Antibiotics are sometimes used in the maintenance of dairy cattle that are then milked, and the resulting milk is then sent to a processing plant. What are the methods that you could use to ensure that the milk is a reasonable quality (i.e., the bacteria present are below the required threshold)?

Answer 31

• Bacterial testing: Milk samples can be tested for the presence of bacteria using methods such as standard plate counts or coliform counts. These tests can provide an indication of the overall bacterial load in the milk and can help to identify any potential contamination issues.
• Antibiotic residue testing: Milk samples can be tested for the presence of antibiotic residues using methods such as microbial inhibition assays or immunoassays. These tests can detect the presence of antibiotics in milk and can help to ensure that milk from treated animals is not sold for human consumption until the antibiotic residues have cleared.
• On-farm hygiene practices: Good hygiene practices on the farm can help to reduce the risk of bacterial contamination of milk. This includes practices such as regular cleaning and sanitizing of milking equipment, proper storage and handling of milk, and good animal husbandry practices.

Question 32

What were some of the features of the lab room that are typical for working with level 3 biological agents? [7]

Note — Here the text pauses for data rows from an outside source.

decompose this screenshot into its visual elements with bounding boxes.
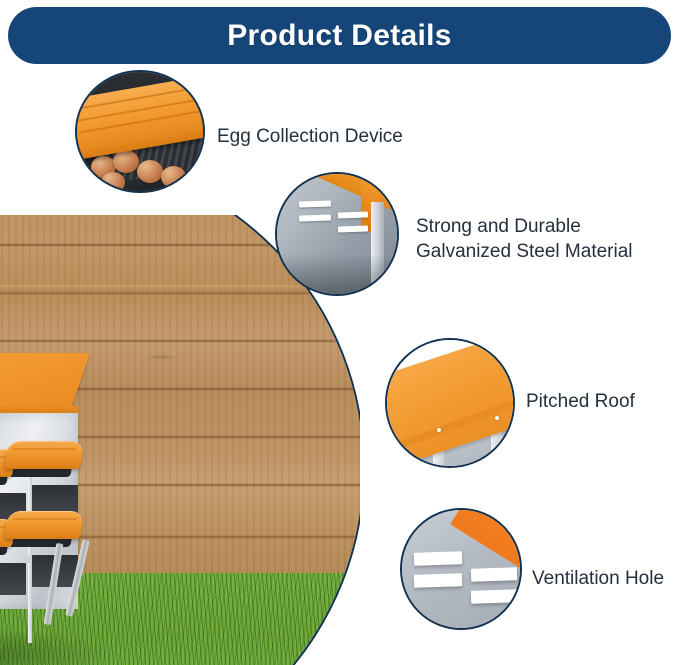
ventilation-slot (414, 551, 462, 566)
roof-screw (437, 428, 441, 432)
lid-rib (79, 109, 205, 133)
egg-collection-tray (4, 511, 84, 539)
egg-collection-tray (4, 441, 84, 469)
roof-screw (495, 416, 499, 420)
ventilation-slot (471, 567, 517, 582)
bay-interior (0, 563, 26, 595)
callout-pitched-roof (385, 338, 515, 468)
callout-3-label: Pitched Roof (526, 389, 635, 414)
callout-galvanized-steel (275, 172, 399, 296)
nesting-box-product (0, 353, 112, 653)
vent-slot (299, 200, 331, 207)
callout-ventilation-hole (400, 508, 522, 630)
ventilation-slot (414, 573, 462, 588)
egg (101, 172, 125, 193)
page-title: Product Details (227, 19, 452, 53)
vent-slot (338, 225, 368, 232)
panel-shading (277, 254, 397, 294)
product-roof (0, 353, 90, 411)
callout-4-label: Ventilation Hole (532, 566, 664, 591)
egg (113, 150, 139, 173)
egg (161, 166, 186, 188)
callout-egg-collection-device (75, 70, 205, 193)
product-details-infographic: Product Details (0, 0, 679, 665)
ventilation-slot (471, 589, 517, 604)
callout-2-label: Strong and Durable Galvanized Steel Mate… (416, 214, 633, 264)
egg (137, 160, 163, 183)
header-banner: Product Details (8, 7, 671, 64)
lid-rib (79, 98, 205, 122)
vent-slot (338, 211, 368, 218)
vent-slot (299, 214, 331, 221)
callout-1-label: Egg Collection Device (217, 124, 403, 149)
egg (183, 172, 205, 193)
bay-divider (28, 563, 32, 643)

What would be needed to make it suitable for working with level 4 biological agents? [7]

Answer 32

Biosafety Level 3 [3]:
* Physical separation from access corridors
* Negative airflow
* Exhausted air is not recirculated

Biosafety Level 3 & 4 [3]:
* All requirements of BSL1&2
* Controlled access (e.g., keycard)
* Decontamination of all lab clothing before laundering

Biosafety Level 4 [6]:
* Separate building or isolated zone
* Dedicated supply/exhaust, vacuum, decontamination systems
* All material is decontaminated on exit from facility
* Clothing changed before entering
* Full-body, air-supplied, positive pressure personnel suit
* Shower on exit

Question 33

You have been asked to make some saline dilution blanks. What could you do? [4]

Answer 33

• Follow a recipe for the media
• Add the ingredient(s) to water
• Dispense into tubes
• Autoclave

Question 34

Describe the lag phase.

Answer 34

• Cells do not divide
• Cells are adjusting to culture conditions and preparing for cell division.

Question 35

Describe the exponential (a.k.a. log) phase.

Answer 35

• Cells actively proliferate
• Cell density increases exponentially

Question 36

Describe the stationary phase.

Answer 36

• Growth reaches a plateau as the number of cells dying equals the number of dividing cells.
• Due to growth-limiting factors such as depletion of essential nutrient and/or formation of an inhibitory metabolite or waste product.

Question 37

Describe the death phase.

Answer 37

• Charaterized by an exponential decrease in the number of cells.